The school year is around the corner
Sigh. Summer is winding down in the Northwest. The unmistakable signs are here—brisk mornings, shorter days, and the back to school sales. Kids have been getting bored for a while now—looking forward to new backpacks, new classes, new teachers, and seeing old friends that haven’t been around over the summer. The back to school pace is quickening.
I was one of those kids that always liked school. I liked to have a large package of pencils which I would sharpen endlessly. My plaid pencil case was filled to the brim. Buying school supplies helped me anticipate the new school year and psychologically prepare for the coming season. Of course, as I got older, especially in High School, my enthusiasm waned. I didn't want the lazy days of summer to ever end!
Parents are more than ready for school to start! The less structured days of summer were fun, but younger kids like structure and predictability too. School provides the rhythm that young kids prefer—knowing what’s in front of them, and knowing what’s expected.
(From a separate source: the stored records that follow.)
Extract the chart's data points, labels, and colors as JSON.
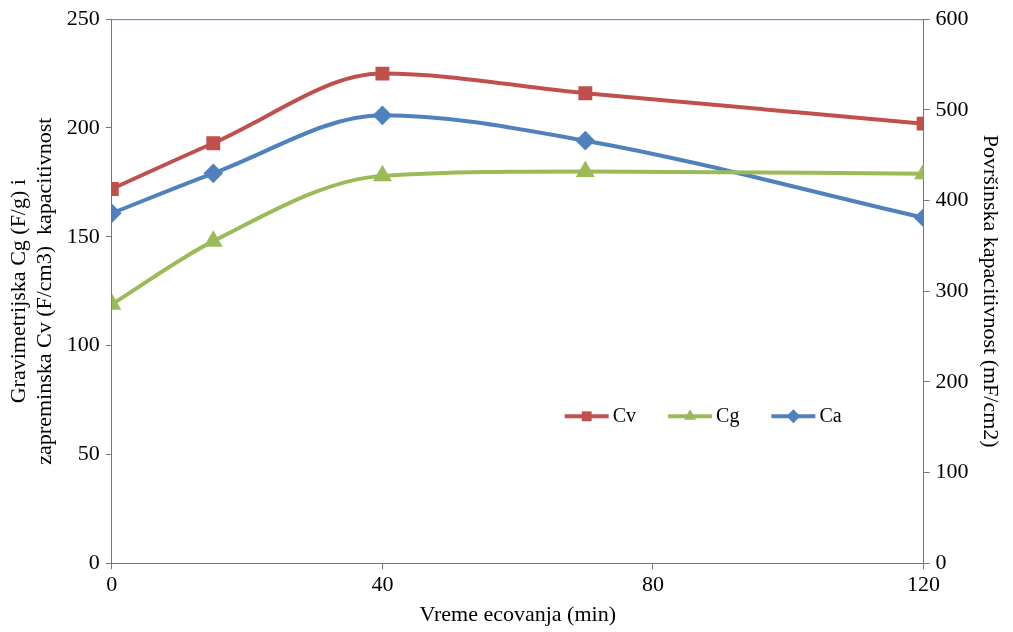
{
  "chart_data": {
    "type": "line",
    "xlabel": "Vreme ecovanja (min)",
    "ylabel": "Gravimetrijska Cg (F/g) i\nzapreminska Cv (F/cm3)  kapacitivnost",
    "y2label": "Površinska kapacitivnost (mF/cm2)",
    "x": [
      0,
      15,
      40,
      70,
      120
    ],
    "series": [
      {
        "name": "Cv",
        "color": "#c0504d",
        "marker": "square",
        "values": [
          172,
          193,
          225,
          216,
          202
        ]
      },
      {
        "name": "Cg",
        "color": "#9bbb59",
        "marker": "triangle",
        "values": [
          119,
          148,
          178,
          180,
          179
        ]
      },
      {
        "name": "Ca",
        "color": "#4f81bd",
        "marker": "diamond",
        "axis": "y2",
        "values": [
          386,
          430,
          494,
          466,
          381
        ]
      }
    ],
    "xlim": [
      0,
      120
    ],
    "xticks": [
      0,
      40,
      80,
      120
    ],
    "ylim": [
      0,
      250
    ],
    "yticks": [
      0,
      50,
      100,
      150,
      200,
      250
    ],
    "y2lim": [
      0,
      600
    ],
    "y2ticks": [
      0,
      100,
      200,
      300,
      400,
      500,
      600
    ],
    "grid": false,
    "legend": "bottom right",
    "line_style": "solid"
  }
}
Despite the growing excitement, there can be mounting anxiety too. Will my old friends still like me? Will I make new friends? What if I hate my teacher? What if she hates me? Will I get good grades? The list of worries can be long.
Here are some ways of smoothing out the bumps of this yearly transition:
Think about the ground rules for the coming school year.
What do you learn from last year’s school experience? What went well? What needs improvement? What tweaks to their schedule makes the most sense? Children depend on parents to set limits and then enforce them. How much screen time on weekdays and weekends? When can they be used and when do they power off? What about structured time for school work?
Call a family meeting a week before school begins.
Bring everyone together for a family meeting when you made your decisions. Discuss these issues with your kids—on some issues small amounts of negotiation make sense, but figure out in advance what and where you’re willing to bend and where you want to hold the line.
Some grades area big step up in demand.
Third grade, 7th grade, 9th grade, 11th grade, and freshman year in college are big jumps in academic demand—with a greater need for sustained attention, increased homework, and harder work. Be prepared! If kids don’t increase their effort in these new grades, they will be shocked!
Remember, reassurance isn’t always helpful. Let kids express their fears. Listen, without trying to make them feel better. Ask them how they might handle problems if they do arise. Let them find their own solutions.
Give teens a budget for back to school shopping.
Setting a budget for back to school shopping and making them stick with it, is a great lesson in economic decision making. Buying an expensive item may mean that you don’t get something else. It gives them the freedom to choose their own clothes, but it also teaches them responsibility.
Start scaling back bedtimes before school starts.
During the summer months, bedtimes creep up. Start pushing them back a week before school so it won’t be such a shock if they get up earlier.
Remember, it takes a couple of weeks for the new school year’s dust to settle. Be patient.